In a way, we are all test subjects
The horror. :-( Right, I'm sure that they were working very diligently to help you...not. And now it's your job to write about it as you do, and expose it. Better late than never.
Back then the way psychology used to be (even wrecking the lives of the wealthy, a la Rosemarie Kennedy), it's not difficult to see why L.Ron Hubbub hated them (especially since they said he was nutzo). At least it's become more humane for the most part as of late.
John Watson was quite the asshole. He did the Little Albert experiment. Did you know I'm chair of the committee at Xavier that oversees all human research to make sure abuses don't occur?
btw, Milgram instead of Milligan.
Good comments by each of you. Capcom's a fan of LOST as I am and will understand that once they went from are the crash survivors in purgatory to the findings of the Dharma people doing psychological experiments in the late 1970s on the same Island, well that's when I knew I'd be watching the show through to the end. And I've told several people that if I'm dead before May of 2010to dig me the hell up and give me the dilly-o.
Charles: No, I wasn't aware that you were on that committee and I admire you even more now.
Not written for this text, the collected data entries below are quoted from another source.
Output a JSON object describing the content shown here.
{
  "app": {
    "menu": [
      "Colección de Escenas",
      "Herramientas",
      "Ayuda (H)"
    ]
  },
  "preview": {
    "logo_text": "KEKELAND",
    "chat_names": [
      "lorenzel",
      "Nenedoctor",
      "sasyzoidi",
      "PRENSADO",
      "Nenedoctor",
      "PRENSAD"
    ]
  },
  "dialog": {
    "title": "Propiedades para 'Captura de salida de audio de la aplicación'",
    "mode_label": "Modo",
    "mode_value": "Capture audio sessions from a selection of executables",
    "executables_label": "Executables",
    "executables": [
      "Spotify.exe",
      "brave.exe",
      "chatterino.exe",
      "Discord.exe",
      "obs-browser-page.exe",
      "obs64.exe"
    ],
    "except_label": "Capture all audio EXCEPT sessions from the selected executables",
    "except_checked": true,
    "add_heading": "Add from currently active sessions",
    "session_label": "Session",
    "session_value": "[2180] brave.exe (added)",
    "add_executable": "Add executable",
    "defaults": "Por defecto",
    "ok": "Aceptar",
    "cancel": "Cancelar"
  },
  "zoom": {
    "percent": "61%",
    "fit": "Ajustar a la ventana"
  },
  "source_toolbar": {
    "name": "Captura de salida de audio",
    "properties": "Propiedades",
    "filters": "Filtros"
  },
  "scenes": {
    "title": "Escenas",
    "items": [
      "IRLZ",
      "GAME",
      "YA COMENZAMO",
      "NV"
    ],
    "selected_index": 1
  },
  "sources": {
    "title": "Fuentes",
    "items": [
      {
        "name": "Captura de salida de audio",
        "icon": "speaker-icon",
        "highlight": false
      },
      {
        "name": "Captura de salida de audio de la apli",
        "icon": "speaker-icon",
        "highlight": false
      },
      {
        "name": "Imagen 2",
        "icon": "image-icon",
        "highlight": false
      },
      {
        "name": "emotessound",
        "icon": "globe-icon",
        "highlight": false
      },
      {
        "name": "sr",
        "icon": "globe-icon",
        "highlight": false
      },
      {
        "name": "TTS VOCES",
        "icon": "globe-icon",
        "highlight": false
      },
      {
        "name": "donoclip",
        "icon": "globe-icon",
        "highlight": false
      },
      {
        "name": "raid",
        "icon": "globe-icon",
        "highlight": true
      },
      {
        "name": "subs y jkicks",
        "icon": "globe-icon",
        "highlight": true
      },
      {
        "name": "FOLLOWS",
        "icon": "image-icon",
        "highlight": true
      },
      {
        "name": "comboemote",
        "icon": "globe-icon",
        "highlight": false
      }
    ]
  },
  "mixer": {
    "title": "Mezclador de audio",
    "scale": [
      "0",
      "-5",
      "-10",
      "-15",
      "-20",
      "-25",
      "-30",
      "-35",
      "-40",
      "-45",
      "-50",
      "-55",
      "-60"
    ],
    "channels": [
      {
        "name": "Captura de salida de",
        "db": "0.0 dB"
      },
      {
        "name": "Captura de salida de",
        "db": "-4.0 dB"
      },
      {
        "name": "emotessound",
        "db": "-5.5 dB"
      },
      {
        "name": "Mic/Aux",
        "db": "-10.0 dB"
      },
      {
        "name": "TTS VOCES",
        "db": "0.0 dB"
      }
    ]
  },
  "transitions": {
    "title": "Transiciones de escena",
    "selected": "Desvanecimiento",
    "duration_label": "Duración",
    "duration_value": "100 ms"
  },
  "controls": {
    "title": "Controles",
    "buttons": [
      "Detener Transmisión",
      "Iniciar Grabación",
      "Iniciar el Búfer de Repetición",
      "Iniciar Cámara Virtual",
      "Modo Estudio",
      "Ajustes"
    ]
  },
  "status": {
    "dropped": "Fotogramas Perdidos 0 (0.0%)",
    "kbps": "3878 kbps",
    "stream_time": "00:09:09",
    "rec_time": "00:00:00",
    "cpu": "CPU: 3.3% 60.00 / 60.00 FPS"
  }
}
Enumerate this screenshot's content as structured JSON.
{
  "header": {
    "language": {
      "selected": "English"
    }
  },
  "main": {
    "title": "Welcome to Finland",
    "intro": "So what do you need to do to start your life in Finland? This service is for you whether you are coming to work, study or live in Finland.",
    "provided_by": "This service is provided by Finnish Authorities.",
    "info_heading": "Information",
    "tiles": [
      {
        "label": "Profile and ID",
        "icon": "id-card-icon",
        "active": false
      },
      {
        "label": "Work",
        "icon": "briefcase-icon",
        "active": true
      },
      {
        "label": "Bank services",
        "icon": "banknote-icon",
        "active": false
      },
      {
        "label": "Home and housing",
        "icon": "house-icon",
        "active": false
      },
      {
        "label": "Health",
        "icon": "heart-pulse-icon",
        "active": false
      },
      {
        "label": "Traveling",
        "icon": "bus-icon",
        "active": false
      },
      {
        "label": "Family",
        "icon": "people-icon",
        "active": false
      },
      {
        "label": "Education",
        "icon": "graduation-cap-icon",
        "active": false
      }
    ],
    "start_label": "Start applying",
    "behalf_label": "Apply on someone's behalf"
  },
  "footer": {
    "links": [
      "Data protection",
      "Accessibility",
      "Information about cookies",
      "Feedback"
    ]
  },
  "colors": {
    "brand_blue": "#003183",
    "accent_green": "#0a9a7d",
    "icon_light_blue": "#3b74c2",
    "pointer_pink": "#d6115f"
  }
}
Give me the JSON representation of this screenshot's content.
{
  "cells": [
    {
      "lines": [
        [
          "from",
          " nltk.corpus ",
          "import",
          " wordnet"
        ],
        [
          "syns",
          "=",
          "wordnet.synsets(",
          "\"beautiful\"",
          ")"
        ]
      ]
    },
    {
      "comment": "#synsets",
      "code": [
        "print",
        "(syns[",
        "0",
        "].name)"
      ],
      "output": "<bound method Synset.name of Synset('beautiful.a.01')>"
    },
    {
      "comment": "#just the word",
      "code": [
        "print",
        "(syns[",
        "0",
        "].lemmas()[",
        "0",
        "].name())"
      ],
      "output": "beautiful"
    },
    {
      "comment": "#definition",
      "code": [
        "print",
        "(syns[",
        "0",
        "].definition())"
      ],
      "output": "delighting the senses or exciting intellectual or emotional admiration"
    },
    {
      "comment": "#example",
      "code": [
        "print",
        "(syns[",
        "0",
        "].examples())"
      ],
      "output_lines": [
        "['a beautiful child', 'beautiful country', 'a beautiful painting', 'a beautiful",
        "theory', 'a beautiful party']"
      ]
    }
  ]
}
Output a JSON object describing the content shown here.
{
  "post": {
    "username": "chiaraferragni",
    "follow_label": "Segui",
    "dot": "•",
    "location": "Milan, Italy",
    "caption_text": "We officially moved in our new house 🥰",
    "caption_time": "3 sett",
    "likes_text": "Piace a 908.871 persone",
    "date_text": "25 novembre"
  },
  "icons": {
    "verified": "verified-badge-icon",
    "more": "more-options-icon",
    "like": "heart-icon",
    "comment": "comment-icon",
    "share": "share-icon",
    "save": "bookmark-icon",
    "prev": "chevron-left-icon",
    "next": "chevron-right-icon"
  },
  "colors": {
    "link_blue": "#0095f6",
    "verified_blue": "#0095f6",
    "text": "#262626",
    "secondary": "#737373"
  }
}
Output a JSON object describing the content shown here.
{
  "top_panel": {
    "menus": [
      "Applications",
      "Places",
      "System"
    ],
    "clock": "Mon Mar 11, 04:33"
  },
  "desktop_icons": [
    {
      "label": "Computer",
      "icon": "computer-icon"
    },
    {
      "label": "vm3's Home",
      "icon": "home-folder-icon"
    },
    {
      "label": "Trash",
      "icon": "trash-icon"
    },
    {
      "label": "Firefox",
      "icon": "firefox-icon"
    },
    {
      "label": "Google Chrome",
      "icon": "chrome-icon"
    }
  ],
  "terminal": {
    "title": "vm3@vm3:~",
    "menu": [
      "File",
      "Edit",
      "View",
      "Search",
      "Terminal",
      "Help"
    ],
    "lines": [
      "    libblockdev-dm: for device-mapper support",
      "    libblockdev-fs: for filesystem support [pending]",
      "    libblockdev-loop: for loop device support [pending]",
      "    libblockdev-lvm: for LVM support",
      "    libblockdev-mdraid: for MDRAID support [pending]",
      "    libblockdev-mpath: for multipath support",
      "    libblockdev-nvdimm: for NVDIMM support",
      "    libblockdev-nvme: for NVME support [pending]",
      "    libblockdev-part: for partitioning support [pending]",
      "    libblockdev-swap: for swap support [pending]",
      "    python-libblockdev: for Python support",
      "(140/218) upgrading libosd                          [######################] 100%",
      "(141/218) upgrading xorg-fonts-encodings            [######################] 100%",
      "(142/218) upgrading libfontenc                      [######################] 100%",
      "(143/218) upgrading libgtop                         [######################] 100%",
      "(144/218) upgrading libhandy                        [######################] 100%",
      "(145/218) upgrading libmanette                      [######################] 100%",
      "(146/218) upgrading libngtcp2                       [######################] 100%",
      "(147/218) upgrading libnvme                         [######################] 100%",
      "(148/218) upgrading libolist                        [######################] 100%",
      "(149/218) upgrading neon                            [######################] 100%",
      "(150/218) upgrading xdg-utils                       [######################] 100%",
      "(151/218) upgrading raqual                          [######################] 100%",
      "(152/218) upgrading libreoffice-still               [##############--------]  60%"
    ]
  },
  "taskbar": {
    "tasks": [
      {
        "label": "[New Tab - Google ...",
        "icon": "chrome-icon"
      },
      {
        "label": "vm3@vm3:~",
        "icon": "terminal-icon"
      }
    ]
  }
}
Yea, its Milgram, not Milligan, but I was all fired up and was lucky I didn't type Mulligan or Culligan Man or Ronald McDonald.
Watson was an ass for using a kid at that young age, but the clinicians who put the older kids up to the Bobo doll, well, I can't imagine each of the kids not walking away from it without, say, at least one growing up into being a wife abuser or even a serial killer.
We worry about fighting robots. Its the colinical psychologists who have no emotion...
Hemlockman: I think there's a Mengele wing at the Cook County Hospital.
Alligators & cabbage...really? That's so f*cking goofy!
I hear you on clinical psychologists...although perhaps through more experiences w/psychiatrists, myself. When I was 18 they wanted to give me shock "therapy." They just didn't want to admit that no pill would cure the experiences that left me with PSTD & various other, nasty, mental health issues. Fortunately my legal guardian at the time voted the electroshocks down!